FTC Not Giving Up Battle Against AT&T

The FTC is looking to continue its battle with AT&T even after an appellate court dismissed the FTC’s lawsuit against them, asserting that AT&T mislead over 3.5 million customers. The FTC claims that after selling them services that included unlimited data, AT&T would then throttle their broadband connection speed considerably if they exceeded a certain monthly allowance of 3GB or 5GB, depending on the phone the consumer had.

The FTC is attempting to have the appellate court reassess its decision of the dismissal of the FTC’s lawsuit. The FTC writes “The panel’s ruling thus threatens to undermine consumer protection across the economy, leaving millions of consumers defenseless against garden-variety deception and high-tech threats.”

AT&T’s support of the dismissal is based on the belief that the fact that the FTC doesn’t have authority to take enforcement action against common carriers. Mobile broadband received the classification of common carrier in 2015, but before that reclassification it was considered to be an “information” service, which is something that FTC has enforcement jurisdiction over.

US District Court Judge Edward Chen, from the Northern District of California, ruled last year that the net neutrality order doesn’t “deprive the FTC of any jurisdiction over past alleged misconduct.”

Then AT&T appealed Judge Chen’s ruling, and late last year the ruling was over turned by a three-judge appellate. It was stated that the FTC doesn’t possess the authority to pursue enforcement actions when it comes to common carriers, even if the issue they are trying to act on is a non-common carrier service.

So now, the FTC is looking to have a new hearing concerning the ruling. The FTC contends that the ruling from late last year “creates an enforcement gap that would leave no federal agency able to protect millions of consumers across the country from unfair or deceptive practices or obtain redress on their behalf.” In addition, the FTC states that there are many tech businesses that provide a combination of non-common carrier and common carrier services.

The FTC states “The panel’s ruling calls into question the FTC’s ability to protect consumers from unlawful practices by such companies in any of their lines of business.” In addition, the FTC states, “The problem is especially severe in the area of consumer data privacy and security,” meaning that this ruling would take away the FTC’s jurisdiction to pursue any business that provides common carrier services.

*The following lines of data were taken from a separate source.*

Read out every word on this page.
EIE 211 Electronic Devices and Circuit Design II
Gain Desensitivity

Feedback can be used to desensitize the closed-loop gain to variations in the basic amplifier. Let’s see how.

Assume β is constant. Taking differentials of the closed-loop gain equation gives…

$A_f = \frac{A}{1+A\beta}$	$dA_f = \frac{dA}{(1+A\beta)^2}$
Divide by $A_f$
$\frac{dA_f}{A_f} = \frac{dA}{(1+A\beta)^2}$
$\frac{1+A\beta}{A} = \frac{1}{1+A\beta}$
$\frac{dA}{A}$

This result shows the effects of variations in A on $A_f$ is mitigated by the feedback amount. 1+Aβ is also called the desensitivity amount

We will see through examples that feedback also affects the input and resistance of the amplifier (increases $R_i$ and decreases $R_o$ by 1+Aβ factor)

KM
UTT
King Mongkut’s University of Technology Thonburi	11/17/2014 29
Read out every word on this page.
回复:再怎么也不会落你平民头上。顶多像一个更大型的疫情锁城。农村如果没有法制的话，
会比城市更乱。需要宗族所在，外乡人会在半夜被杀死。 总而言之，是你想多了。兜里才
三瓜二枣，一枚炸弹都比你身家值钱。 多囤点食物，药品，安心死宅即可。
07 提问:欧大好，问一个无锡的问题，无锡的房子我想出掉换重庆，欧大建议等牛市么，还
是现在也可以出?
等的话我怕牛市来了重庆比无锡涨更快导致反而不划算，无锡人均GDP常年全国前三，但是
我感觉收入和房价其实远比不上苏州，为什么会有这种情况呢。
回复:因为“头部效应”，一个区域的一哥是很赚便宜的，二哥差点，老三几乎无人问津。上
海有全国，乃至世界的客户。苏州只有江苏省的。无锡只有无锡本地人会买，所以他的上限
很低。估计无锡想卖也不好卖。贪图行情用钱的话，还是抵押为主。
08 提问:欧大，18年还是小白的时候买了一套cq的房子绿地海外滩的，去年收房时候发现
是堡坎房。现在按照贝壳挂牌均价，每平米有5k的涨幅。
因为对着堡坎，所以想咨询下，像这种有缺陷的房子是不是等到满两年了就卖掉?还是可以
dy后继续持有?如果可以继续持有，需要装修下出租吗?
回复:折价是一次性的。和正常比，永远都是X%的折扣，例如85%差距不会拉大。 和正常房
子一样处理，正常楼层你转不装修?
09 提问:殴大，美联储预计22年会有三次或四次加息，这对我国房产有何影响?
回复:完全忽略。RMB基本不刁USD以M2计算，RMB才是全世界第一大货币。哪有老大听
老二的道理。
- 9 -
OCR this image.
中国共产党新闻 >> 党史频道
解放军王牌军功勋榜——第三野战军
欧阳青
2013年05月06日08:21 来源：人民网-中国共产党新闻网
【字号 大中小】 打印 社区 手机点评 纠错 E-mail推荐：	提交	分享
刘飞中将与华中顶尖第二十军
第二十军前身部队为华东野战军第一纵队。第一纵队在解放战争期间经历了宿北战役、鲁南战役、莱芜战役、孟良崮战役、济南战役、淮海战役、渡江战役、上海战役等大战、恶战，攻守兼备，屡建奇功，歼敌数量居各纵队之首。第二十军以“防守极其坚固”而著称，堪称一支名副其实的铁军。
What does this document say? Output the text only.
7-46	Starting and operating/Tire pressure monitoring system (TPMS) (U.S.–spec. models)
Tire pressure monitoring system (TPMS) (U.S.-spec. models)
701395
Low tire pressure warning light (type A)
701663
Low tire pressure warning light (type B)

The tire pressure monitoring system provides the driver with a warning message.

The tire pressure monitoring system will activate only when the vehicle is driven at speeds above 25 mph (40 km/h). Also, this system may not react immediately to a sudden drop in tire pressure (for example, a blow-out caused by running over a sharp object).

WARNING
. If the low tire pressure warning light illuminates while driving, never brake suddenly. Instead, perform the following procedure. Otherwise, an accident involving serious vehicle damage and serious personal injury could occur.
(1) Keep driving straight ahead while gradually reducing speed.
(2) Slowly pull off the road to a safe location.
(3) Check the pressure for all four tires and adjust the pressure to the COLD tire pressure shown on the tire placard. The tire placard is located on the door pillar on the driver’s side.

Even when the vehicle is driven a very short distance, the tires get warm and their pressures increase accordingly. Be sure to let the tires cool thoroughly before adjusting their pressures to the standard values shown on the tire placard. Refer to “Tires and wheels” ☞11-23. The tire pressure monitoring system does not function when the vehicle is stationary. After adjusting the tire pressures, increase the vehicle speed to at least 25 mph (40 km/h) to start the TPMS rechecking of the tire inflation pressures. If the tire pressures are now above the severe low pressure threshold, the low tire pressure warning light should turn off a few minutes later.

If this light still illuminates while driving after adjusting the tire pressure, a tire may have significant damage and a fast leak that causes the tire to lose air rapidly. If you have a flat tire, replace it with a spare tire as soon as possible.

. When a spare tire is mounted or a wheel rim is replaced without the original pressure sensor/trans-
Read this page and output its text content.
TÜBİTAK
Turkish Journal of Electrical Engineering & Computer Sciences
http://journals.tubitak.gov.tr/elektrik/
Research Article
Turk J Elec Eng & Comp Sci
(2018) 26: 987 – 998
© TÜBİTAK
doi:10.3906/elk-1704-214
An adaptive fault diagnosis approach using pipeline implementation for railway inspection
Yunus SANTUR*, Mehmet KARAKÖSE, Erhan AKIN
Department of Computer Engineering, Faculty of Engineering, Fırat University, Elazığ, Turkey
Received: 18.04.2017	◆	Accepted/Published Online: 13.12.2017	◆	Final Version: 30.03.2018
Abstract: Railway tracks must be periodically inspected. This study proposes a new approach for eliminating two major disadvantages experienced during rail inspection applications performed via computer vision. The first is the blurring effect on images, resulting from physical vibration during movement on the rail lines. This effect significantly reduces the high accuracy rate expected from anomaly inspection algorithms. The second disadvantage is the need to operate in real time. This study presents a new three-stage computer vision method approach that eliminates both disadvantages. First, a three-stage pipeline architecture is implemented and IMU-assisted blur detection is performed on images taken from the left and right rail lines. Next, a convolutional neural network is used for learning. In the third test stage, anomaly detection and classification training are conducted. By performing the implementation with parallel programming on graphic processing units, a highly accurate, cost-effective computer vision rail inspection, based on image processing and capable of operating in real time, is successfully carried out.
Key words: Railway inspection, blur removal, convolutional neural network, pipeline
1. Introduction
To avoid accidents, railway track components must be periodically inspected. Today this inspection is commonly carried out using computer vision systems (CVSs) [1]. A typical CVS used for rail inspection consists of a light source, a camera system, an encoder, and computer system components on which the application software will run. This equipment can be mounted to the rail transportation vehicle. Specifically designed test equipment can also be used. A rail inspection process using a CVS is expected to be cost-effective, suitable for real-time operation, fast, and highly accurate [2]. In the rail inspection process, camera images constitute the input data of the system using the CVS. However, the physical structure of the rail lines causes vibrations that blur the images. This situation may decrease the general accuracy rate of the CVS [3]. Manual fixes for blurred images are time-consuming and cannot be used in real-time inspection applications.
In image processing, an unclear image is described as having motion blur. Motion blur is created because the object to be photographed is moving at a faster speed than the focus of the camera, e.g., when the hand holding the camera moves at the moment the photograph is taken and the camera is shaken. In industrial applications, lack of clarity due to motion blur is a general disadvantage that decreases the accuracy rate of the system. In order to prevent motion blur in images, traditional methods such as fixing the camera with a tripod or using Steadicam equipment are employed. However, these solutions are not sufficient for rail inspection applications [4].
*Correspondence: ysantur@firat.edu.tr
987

FTC Commissioner Maureen Ohlhausen spoke to a Senate panel in September of this year, stating “Although the FTC has nearly a century of experience protecting consumers across many industries, the exemption from our jurisdiction for common carriers frustrates effective consumer protection with respect to a wide array of activities, including fraud and billing practices in the crucially important telecommunications and Internet industries.”